Vol.39-No.11 November 1, 2000
Workers under non-lifelong employment systems (or life-long employment systems which are about to be revised) feel more stress than workers at firms which are maintaining their systems. This was the finding of a survey recently conducted by the Ministry of Labour.
The questionnaire survey was sent to 2,610 white-collar employees at 522 firms with 1,000 or more regular employees that had previously answered another survey concerning business and personnel management strategies. Valid answers were returned by 1,127 individuals. Among the male respondents, 55.0 percent of those working at firms which had answered in a survey the previous year that they planned to maintain the life-long employment system answered that they had experienced mental stress. The corresponding figure for employees at firms planning to reconsider their life-long employment system was 62.6 percent, and for employees at firms without such an employment system the figure was 72.7 percent. At the same time, only 52.4 percent of workers at firms which planned to adopt a reemployment or employment extension system stated that they were stressed, as against 61.3 percent at firms which did not have such plans. In addition, among workers whose goals were all set by their superiors and those who were not satisfied with the objectives they were given, 72.0 percent and 81.3 percent respectively felt they were stressed. It was also found that 71.1 percent of those who were not allowed to raise objections to their superiors' evaluation of them were under stress. The survey has revealed that the nature of the personnel management system as a whole, including employment patterns and evaluation systems, has a strong relationship with mental stress among workers.

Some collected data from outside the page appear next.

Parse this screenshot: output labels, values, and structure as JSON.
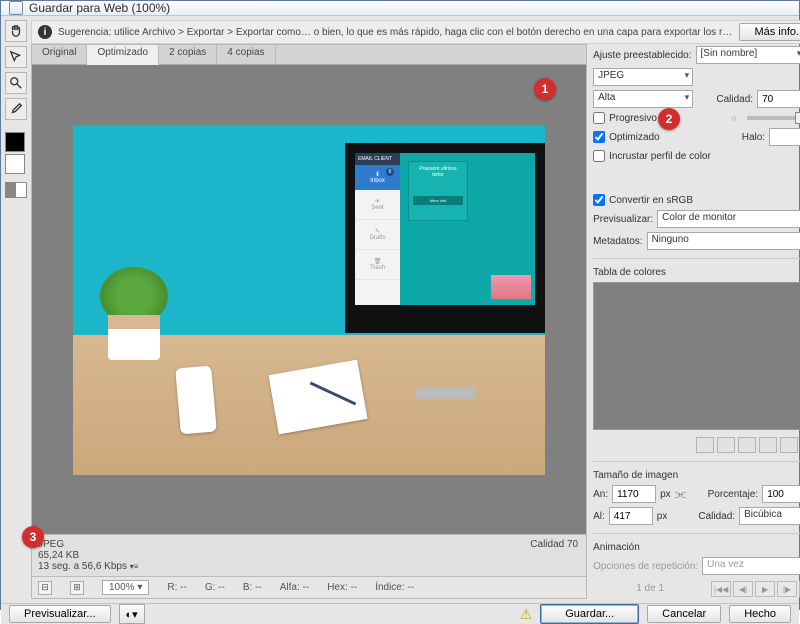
{
  "title": "Guardar para Web (100%)",
  "hint": {
    "prefix": "Sugerencia:",
    "text": "utilice Archivo > Exportar > Exportar como… o bien, lo que es más rápido, haga clic con el botón derecho en una capa para exportar los recursos",
    "more": "Más info."
  },
  "tabs": {
    "t1": "Original",
    "t2": "Optimizado",
    "t3": "2 copias",
    "t4": "4 copias"
  },
  "preview_screen": {
    "header": "EMAIL CLIENT",
    "inbox": "Inbox",
    "inbox_count": "6",
    "sent": "Sent",
    "drafts": "Drafts",
    "trash": "Trash",
    "card_title": "Praesent ultrices",
    "card_sub": "tortor",
    "card_btn": "More info"
  },
  "info": {
    "fmt": "JPEG",
    "size": "65,24 KB",
    "time": "13 seg. a 56,6 Kbps",
    "quality_lbl": "Calidad 70"
  },
  "zoom": {
    "value": "100%",
    "r": "R: --",
    "g": "G: --",
    "b": "B: --",
    "alfa": "Alfa: --",
    "hex": "Hex: --",
    "indice": "Índice: --"
  },
  "preset": {
    "label": "Ajuste preestablecido:",
    "value": "[Sin nombre]"
  },
  "format": {
    "value": "JPEG",
    "quality_mode": "Alta",
    "quality_label": "Calidad:",
    "quality_value": "70"
  },
  "opts": {
    "progresivo": "Progresivo",
    "optimizado": "Optimizado",
    "halo": "Halo:",
    "incrustar": "Incrustar perfil de color"
  },
  "color": {
    "convert": "Convertir en sRGB",
    "prev_label": "Previsualizar:",
    "prev_value": "Color de monitor",
    "meta_label": "Metadatos:",
    "meta_value": "Ninguno"
  },
  "table": {
    "label": "Tabla de colores"
  },
  "size": {
    "title": "Tamaño de imagen",
    "w_label": "An:",
    "w_value": "1170",
    "px": "px",
    "h_label": "Al:",
    "h_value": "417",
    "pct_label": "Porcentaje:",
    "pct_value": "100",
    "pct_unit": "%",
    "q_label": "Calidad:",
    "q_value": "Bicúbica"
  },
  "anim": {
    "title": "Animación",
    "rep_label": "Opciones de repetición:",
    "rep_value": "Una vez",
    "page": "1 de 1"
  },
  "footer": {
    "preview": "Previsualizar...",
    "save": "Guardar...",
    "cancel": "Cancelar",
    "done": "Hecho"
  },
  "markers": {
    "m1": "1",
    "m2": "2",
    "m3": "3"
  }
}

The survey points out that the deterioration of the business environment has resulted in a large number of workers feeling anxious about loosing their jobs; about changes in personnel management systems, about salaries, about their workplace, and about their future in general. It warns that mental stress among workers due to personnel management practices has grown, concluding that measures to alleviate workers' stress have become more important than ever. With firms adopting new personnel management policies on account of the recession or for the purpose of strengthening their competitiveness, it is possible more workers are being put under increased stress.

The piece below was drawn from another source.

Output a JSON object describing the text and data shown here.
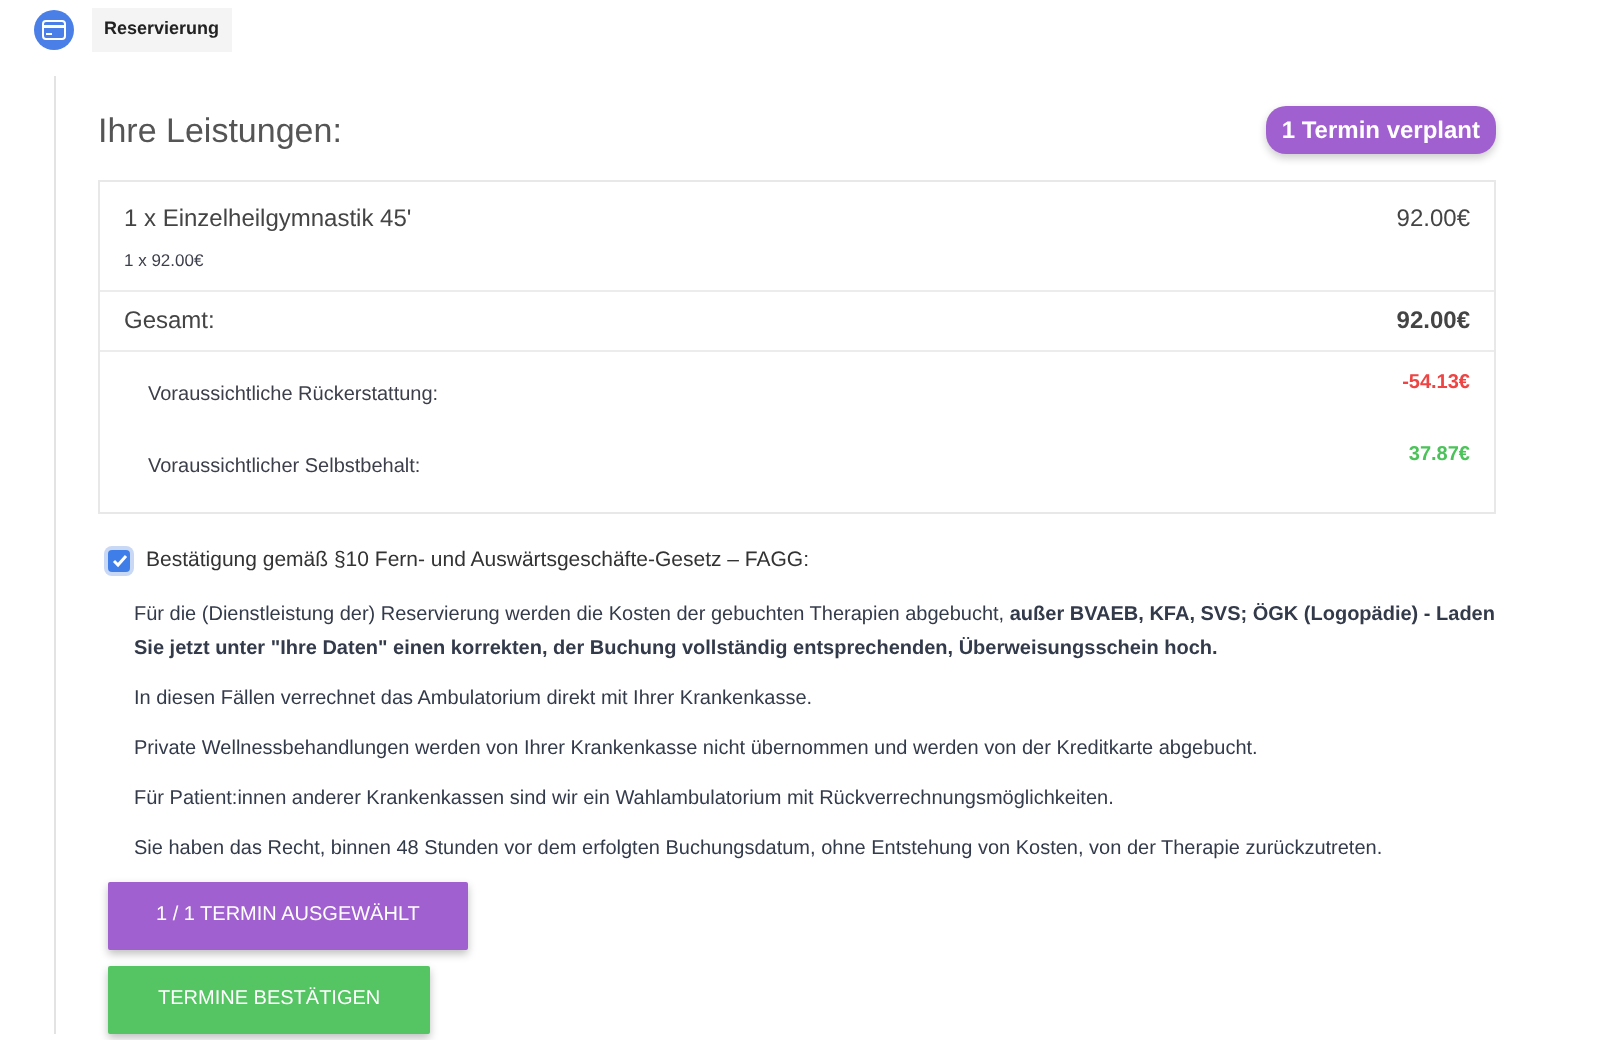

The number of corporate pension funds dissolved in fiscal 1999 hit a record high at 3,603. This was attributable, among other things, to a declining yield from fund reserves, and to the increased number of bankruptcies. The reform of public pension schemes has already been carried out, and it is likely that more private firms will take action to reconstitute their own private pension schemes.
Pension schemes in Japan consist of the National Pension Plan and the Employees' Pension Funds. As an adjunct to those pension schemes, in some private companies, corporate pension schemes have been established (Employees' Pension Funds or Tax-qualified Pension Plans). There are legal conditions which firms must meet to be allowed to set up these two types of corporate pension plans. First, they should have 500 or more members to establish an employees' pension fund, and 15 or more members to establish a Tax-qualified Pension Plan. With the corporate pension plan, firms pay premiums on a monthly basis, and their employees, upon retiring, receive an extra pension benefit on top of the benefits they receive from the Employees' Pension Funds. Such corporate pension plans are regarded by many firms as a part of their welfare program for employees. However, the number of these plans has been decreasing every year since 1994 when the bubble economy collapsed. This has also been true in terms of the number of newly participating firms and the number of employees covered.
One reason for this is the increasingly low yield from fund reserves. This has resulted in a shortfall in terms of the benefits which must be paid, and many firms are no longer able to cover the shortfall. Moreover, the amount that private firms have had to pay in premiums to make up such shortfalls totalled a record ¥1.015 trillion in fiscal 1999. The number of corporate pension funds given up because of bankruptcies is also increasing.
Such terminations have also been brought about by the new accounting standards which will come into force next year. These new standards will require enterprises to reveal their financial affairs so that their capital position is readily apparent. In relation to the specific issue of corporate pension funds, the total liability for pensions will be included in the account for each firm, and poor performance in pension funds will negatively affect firms in terms of their corporate ratings and make it harder for them to raise funds. Accordingly, many firms are making up the deficiency in their pension fund reserves when they can afford it, and dissolve their corporate pension funds when they cannot.
The termination of corporate pension funds means that employees, who in theory participate in the funds, receive upon retirement lump-sum payments whose amount is linked to their tenure, but no extra retirement payments. Moreover, such payments are tax-exempt if workers receive them as retirement pension, while simple lump-sum payments are not eligible for such exemption.
Under such circumstances, four ministries (Health and Welfare, Labour, Finance, and International Trade and Industry) have come to recognize the need for a fundamental reform of corporate pension schemes. They have outlined plans for a new type of pension plan, with an eye to having the new type in place during the next fiscal year. This plan is designed to provide retirees with a more varied choice of income sources and to put the financial management of corporate pension schemes back on a sound footing.